My Poetry Year: Entry #58

In which Your Humble Blogger for once offers a timely poem, in light of the storms that knocked the Chicago area last night:

“Tornado Drill"

The slow, waking wail of the siren.
What did the sound wake to? I thought of
How life might be entering a storm:
The school's brick walls reduced to trembling,
Bodies flung in silhouette over
The humble earth into a sky green
With the new glow of unsettled dust.
At the moment, friends' bodies were just
Sticks and spindles collected from desks
And swept into the school's safest room,
The boys' washroom. Their, our tiny group's
Noble leader, who was my senior
By three whole months, knelt beside me and
Covered me with his arms, promising
To keep me safe if ever the storm
Was real. I wondered if I would
Lend him my arms' shelter in return
Or make such a vow. I wouldn't have
Known it then, but I was practicing
For you, for a strange time later when
Our bodies would rise in silhouette
And lift inside a storm, even though
I hardly could have imagined then
How life might be with your chest's promise
Falling onto mine, little more than
I could have understood what happens
When the wind begins to touch the fields.

* * *

More work in syllabics. Although there are some images and lines that I like (the idea of kids' bodies looking like sticks and spindles, "your chest's promise/Falling onto mine"), I don't think it's a cohesive poem; I can't say that its separate elements come together well enough to really deliver a punch at the end.
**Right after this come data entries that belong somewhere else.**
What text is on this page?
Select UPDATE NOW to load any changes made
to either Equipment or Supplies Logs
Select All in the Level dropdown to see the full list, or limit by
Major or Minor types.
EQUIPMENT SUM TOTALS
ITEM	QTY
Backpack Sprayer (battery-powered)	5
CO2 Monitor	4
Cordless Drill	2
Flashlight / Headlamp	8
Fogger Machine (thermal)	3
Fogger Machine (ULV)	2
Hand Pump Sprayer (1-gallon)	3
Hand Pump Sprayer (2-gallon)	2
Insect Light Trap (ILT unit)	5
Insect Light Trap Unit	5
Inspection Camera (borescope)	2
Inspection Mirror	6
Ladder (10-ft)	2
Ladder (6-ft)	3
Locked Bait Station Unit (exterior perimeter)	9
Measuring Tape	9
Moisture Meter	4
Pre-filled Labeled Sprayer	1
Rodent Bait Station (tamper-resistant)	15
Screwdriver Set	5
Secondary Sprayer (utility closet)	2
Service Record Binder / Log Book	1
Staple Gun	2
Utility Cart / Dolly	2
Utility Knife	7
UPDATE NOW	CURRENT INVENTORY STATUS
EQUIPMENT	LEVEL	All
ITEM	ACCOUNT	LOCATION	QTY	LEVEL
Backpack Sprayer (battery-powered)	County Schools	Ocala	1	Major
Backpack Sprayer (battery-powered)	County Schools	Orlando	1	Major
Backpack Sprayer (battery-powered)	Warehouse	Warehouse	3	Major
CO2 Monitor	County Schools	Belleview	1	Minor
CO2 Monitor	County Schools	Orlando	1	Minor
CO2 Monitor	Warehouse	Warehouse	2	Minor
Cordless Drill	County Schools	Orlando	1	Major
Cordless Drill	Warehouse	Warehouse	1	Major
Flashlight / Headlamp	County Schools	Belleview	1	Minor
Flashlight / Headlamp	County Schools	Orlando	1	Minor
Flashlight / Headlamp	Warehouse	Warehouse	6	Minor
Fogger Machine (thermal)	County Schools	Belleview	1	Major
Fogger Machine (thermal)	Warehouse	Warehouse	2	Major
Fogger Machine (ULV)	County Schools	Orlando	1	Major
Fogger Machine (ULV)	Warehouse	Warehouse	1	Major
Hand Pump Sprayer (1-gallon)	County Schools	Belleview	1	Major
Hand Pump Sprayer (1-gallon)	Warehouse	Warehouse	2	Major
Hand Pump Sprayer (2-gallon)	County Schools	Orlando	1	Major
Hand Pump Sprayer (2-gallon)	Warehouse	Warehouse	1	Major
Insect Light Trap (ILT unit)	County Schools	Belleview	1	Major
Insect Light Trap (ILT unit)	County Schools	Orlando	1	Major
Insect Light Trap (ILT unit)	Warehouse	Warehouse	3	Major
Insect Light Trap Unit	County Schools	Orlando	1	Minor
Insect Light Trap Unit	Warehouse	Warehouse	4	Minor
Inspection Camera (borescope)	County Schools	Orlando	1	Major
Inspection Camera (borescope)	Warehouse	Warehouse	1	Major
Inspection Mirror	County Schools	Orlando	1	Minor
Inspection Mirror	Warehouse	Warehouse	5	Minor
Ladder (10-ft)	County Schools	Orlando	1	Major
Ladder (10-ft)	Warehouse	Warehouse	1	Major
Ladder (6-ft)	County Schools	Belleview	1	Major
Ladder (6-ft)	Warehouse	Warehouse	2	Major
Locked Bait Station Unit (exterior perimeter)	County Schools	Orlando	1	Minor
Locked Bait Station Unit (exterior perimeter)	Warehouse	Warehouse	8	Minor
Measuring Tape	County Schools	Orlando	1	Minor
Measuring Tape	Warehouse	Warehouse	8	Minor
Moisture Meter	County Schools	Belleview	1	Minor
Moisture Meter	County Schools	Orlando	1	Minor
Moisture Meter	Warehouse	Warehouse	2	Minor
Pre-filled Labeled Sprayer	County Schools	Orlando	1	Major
But that dreamy romanticism inside of it was important because it provided the foundation for the poem I wrote the day after, and that's one that I still do like.

Till Friday.... :)

1 comment:

  1. Looking forward to reading the 'day after' poem -- you're right, you've got some great images that create a gorgeous frame of a love poem... Elements of time and affection and nostalgia and growth without getting maudlin or melodramatic, which I think is really hard to do.